Much has been written about Risinghill and its Head teacher, the late Michael Duane. It is a fascinating story, the truth of which appears not to have been fully told. While Leila Berg’s book came very close to uncovering the facts, the material available to her was clearly limited – and in more ways than one. The book was as factual and accurate as was then possible, but did not reveal many of the motives operating when certain political and administrative decisions were made. For example her book was documented and completely written in the twelve months of 1965, but it took two years to get legal clearance from libel lawyers before it could be published, such was the nature of the “sensitivity” of the material involved. Even today, many of the official documents of the time are closed to the general public and one file in particular - the London County Council file on Risinghill – has never been recovered. It was lost in 1965 and has not been seen since!

Some of the reasons given for the closure of Risinghill make as little sense today as they did in 1965, and a number of important questions remain unanswered. ‘Risinghill Revisited’ will attempt to find these answers and will include, for the first time, the perspectives of a number of pupils who attended the school, and also the views of some who were involved in the drama at the time. A great deal has been written and “assumed” about the pupils who, up until now, have not been given the opportunity to respond. Like many children today, we had no voice insofar as our education was concerned and neither did our parents.

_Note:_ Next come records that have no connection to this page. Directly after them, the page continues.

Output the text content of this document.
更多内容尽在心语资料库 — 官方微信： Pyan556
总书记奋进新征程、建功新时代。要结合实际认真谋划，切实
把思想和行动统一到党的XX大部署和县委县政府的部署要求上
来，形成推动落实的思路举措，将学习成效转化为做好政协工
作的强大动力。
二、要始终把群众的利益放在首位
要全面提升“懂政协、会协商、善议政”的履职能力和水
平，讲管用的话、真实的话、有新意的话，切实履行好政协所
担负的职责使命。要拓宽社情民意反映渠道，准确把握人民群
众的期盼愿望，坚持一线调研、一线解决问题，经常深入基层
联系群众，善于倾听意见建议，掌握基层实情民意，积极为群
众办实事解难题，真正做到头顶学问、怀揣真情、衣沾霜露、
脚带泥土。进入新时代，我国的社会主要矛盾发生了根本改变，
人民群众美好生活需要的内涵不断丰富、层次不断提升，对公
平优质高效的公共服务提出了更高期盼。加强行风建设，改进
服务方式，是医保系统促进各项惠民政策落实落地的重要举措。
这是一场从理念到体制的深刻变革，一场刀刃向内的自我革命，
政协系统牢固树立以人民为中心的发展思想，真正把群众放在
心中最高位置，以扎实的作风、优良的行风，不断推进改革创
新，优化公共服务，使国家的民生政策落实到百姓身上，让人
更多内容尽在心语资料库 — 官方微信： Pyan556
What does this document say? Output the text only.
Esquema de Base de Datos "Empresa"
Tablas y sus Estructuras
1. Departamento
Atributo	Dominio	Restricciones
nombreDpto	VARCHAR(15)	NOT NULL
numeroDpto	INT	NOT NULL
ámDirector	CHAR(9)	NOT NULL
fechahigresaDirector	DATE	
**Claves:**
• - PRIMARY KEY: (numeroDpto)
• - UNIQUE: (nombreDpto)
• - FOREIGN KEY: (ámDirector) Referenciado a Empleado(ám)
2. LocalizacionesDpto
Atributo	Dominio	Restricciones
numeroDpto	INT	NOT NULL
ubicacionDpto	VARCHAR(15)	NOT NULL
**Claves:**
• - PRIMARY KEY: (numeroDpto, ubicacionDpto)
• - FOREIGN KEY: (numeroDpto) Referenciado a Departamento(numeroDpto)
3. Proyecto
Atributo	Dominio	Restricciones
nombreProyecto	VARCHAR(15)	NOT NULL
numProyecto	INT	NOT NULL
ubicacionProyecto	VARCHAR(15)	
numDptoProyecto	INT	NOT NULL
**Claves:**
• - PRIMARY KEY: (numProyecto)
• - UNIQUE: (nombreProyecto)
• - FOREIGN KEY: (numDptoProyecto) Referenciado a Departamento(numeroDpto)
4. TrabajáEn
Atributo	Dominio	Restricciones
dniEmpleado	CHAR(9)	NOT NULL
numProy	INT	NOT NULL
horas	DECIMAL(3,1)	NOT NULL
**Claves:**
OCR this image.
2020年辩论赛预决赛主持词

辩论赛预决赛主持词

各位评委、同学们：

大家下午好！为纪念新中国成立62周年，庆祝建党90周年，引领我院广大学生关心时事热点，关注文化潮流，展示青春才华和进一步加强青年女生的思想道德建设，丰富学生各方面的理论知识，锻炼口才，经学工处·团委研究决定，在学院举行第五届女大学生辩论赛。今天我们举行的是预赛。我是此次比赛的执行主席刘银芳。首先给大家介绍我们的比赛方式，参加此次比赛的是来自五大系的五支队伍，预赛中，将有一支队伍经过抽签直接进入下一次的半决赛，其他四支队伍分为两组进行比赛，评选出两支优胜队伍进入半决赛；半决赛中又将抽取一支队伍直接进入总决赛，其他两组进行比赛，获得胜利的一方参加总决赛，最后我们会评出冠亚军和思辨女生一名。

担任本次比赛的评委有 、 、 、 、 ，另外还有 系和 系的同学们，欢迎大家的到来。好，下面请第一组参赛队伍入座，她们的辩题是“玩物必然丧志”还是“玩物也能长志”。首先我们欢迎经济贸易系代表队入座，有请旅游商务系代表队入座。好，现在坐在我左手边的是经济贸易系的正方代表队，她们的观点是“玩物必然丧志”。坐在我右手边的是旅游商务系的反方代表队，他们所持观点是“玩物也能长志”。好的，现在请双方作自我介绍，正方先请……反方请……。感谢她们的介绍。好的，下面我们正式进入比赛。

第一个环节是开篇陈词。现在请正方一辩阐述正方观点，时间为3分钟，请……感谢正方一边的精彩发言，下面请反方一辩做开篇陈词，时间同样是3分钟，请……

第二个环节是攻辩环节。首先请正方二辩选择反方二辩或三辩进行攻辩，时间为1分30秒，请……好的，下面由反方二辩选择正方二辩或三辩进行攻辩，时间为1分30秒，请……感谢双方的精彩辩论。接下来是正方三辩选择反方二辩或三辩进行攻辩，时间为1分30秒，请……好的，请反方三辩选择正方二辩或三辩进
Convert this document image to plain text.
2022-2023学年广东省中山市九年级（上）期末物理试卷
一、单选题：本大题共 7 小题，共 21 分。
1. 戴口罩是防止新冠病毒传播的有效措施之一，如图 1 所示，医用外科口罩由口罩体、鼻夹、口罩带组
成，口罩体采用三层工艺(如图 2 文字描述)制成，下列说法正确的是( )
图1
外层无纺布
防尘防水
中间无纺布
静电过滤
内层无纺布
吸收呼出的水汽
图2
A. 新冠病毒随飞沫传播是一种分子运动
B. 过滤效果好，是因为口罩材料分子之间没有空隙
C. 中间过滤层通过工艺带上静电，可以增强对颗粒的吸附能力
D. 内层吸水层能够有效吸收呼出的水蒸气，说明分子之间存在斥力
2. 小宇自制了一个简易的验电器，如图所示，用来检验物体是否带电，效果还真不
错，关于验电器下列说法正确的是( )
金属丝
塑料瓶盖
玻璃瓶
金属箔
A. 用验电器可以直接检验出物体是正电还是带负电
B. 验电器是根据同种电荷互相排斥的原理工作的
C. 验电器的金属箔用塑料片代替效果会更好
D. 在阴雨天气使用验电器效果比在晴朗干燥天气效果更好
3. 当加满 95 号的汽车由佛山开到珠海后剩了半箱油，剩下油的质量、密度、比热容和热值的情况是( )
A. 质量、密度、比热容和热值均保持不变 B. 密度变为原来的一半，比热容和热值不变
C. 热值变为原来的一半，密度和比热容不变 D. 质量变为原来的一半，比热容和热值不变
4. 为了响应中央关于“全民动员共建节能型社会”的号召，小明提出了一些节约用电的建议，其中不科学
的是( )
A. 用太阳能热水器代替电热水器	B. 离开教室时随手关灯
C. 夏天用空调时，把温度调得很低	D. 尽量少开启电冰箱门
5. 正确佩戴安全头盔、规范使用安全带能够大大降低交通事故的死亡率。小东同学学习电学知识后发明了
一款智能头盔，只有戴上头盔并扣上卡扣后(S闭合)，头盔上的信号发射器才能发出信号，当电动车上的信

‘Risinghill Revisited’ will be dedicated to Michael Duane (MD) who, when the school was opened in 1960, appeared to be light years ahead of his time insofar as his approach to education was concerned. Unlike John Newsom, however, who was knighted in 1963 for his “visionary” report on education (entitled ‘Half our Future’), MD’s reward for embracing the Newsom principles was the loss of his job, his school and his career. Our book aims to remedy that humiliation by vindicating his beliefs in us and thereby the wider issue(s) of inclusive education. In MD’s view, every child did matter; it was not a cliché and was not something that he paid “lip service” to in order to maintain the status quo. At the time of the school’s closure, those who supported the campaign to save it strongly believed that MD was a man of compassion and immense integrity, whose teaching methods were making a difference. Indeed those sentiments still hold good today and many feel that he deserves to be recognised for the enormous contribution that he has made to the education debate, and to the Risinghill pupils in particular.

It was not just Michael Duane who made such a difference to our lives. There were a number of equally dedicated teachers at Risinghill who, despite all the problems, believed we had a future “beyond the dustbins” and they deserve recognition too. Although Risinghill could not be classed as a truly comprehensive school, we are living proof that such a system can be made to work - if there is a desire to support it at all levels.